Thanks Tom - I'll see what I can do.  We just removed that new code
and did it in our PHP code instead as a workaround.  I'll try to spend
some time getting a reproducible test case and come back with a better
trace if possible.

Appreciate the quick response.

--Alan

On 03/05/2011 07:12, alan bryan wrote:
> Our developers started to use some xpath features and upon deployment
> we now have an issue where PostgreSQL is seg faulting periodically.
> Any ideas on what to look at next would be much appreciated.
>
> FreeBSD 8.1
> PostgreSQL 9.0.3 (also tried upgrading to 9.0.4)  built from ports
> Libxml2 2.7.6 (also tried upgrading to 2.7.8)   built from ports
>
> pgsql logs show:
> May  1 17:51:13 192.168.20.100 postgres[11862]: [94-1] LOG:  server
> process (PID 62112) was terminated by signal 11: Segmentation fault
>
> syslog shows:
> May  2 20:29:16 db3 kernel: pid 49956 (postgres), uid 70: exited on
> signal 11 (core dumped)
> May  2 21:06:37 db3 kernel: pid 39086 (postgres), uid 70: exited on
> signal 10 (core dumped)
>
> Checking out postgres.core and we see:
>
> (gdb) bt
> #0  0x00000008f5f19afd in pthread_mutex_lock () from /lib/libthr.so.3
> #1  0x0000000800d22965 in xmlRMutexLock () from /usr/local/lib/libxml2.so.5

This is unusual.
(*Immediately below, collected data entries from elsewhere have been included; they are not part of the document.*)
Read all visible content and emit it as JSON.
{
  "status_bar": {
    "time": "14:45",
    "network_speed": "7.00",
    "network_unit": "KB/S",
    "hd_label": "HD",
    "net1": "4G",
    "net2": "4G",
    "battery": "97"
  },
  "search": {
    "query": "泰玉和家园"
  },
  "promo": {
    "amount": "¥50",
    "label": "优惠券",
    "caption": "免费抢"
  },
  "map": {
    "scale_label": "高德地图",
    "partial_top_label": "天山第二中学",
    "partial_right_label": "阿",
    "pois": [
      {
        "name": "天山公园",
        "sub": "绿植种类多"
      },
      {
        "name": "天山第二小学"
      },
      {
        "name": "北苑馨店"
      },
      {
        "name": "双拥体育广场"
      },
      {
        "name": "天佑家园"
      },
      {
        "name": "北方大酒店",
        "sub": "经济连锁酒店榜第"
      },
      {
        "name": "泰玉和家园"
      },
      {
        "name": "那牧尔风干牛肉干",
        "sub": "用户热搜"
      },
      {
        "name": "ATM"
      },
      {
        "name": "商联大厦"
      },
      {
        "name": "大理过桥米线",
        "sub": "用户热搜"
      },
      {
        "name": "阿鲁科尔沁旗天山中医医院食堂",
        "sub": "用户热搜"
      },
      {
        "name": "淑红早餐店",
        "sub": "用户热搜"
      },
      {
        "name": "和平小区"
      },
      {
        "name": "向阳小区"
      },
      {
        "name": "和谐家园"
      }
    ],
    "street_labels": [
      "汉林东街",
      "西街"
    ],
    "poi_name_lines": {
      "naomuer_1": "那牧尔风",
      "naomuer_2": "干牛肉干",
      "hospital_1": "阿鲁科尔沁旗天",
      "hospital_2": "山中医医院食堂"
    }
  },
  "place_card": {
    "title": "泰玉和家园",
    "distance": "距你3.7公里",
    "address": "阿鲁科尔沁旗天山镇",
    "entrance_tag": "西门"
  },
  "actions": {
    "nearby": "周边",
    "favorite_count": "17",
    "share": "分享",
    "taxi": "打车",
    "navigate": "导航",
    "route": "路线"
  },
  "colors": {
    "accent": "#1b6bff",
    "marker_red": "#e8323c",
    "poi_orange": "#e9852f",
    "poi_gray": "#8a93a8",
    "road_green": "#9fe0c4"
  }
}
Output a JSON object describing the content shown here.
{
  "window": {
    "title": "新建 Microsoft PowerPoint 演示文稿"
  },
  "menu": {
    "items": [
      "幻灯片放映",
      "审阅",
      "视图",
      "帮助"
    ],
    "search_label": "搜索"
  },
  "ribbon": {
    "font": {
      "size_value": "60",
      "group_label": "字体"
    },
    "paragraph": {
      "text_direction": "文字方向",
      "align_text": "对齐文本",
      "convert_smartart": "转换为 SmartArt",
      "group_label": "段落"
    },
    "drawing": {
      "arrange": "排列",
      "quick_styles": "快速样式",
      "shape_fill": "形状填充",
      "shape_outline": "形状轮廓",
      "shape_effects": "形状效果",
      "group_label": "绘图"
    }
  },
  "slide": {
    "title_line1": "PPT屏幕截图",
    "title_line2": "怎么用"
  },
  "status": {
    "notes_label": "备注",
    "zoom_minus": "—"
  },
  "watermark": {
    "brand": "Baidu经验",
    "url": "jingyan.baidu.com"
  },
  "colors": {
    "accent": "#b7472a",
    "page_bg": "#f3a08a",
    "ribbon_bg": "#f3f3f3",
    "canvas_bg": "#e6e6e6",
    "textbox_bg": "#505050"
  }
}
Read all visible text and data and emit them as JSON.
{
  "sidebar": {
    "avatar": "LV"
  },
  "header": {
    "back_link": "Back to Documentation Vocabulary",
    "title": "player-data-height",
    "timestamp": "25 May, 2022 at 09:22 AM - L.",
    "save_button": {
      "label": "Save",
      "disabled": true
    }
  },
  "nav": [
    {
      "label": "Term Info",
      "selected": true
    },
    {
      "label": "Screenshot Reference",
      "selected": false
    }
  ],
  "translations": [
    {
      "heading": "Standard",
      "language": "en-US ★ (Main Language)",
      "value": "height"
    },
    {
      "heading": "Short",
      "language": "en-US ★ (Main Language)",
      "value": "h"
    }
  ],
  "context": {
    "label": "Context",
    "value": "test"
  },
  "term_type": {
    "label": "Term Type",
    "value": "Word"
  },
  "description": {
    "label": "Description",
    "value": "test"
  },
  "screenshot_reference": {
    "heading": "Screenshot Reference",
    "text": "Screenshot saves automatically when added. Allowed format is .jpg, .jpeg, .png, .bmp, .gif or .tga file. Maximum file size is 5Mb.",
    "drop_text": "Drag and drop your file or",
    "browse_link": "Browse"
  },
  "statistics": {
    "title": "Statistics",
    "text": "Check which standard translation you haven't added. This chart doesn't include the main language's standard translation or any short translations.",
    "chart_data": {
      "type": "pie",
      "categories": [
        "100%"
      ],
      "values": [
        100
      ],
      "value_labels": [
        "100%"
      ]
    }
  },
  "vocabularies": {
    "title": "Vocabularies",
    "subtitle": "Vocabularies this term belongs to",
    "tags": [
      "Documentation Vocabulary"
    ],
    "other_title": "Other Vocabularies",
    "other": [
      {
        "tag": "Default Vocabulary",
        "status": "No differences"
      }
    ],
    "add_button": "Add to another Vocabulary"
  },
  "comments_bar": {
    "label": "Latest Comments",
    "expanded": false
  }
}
There isn't any need to use pthreads here. As far as I
can see, the normal build of libxml2 doesn't import it explicitly:

> ldd /usr/local/lib/libxml2.so
/usr/local/lib/libxml2.so:
    libz.so.5 => /lib/libz.so.5 (0x800889000)
    libiconv.so.3 => /usr/local/lib/libiconv.so.3 (0x800e50000)
    libm.so.5 => /lib/libm.so.5 (0x80104b000)
    libc.so.7 => /lib/libc.so.7 (0x800647000)

Judging by the mix of SIGBUS and SIGSEGV, I'd say it is likely this is
causing you problems.

To make sure, you may want to rebuild libxml2 with WITHOUT_THREADS
defined. You may also need to rebuild postgresql afterwards.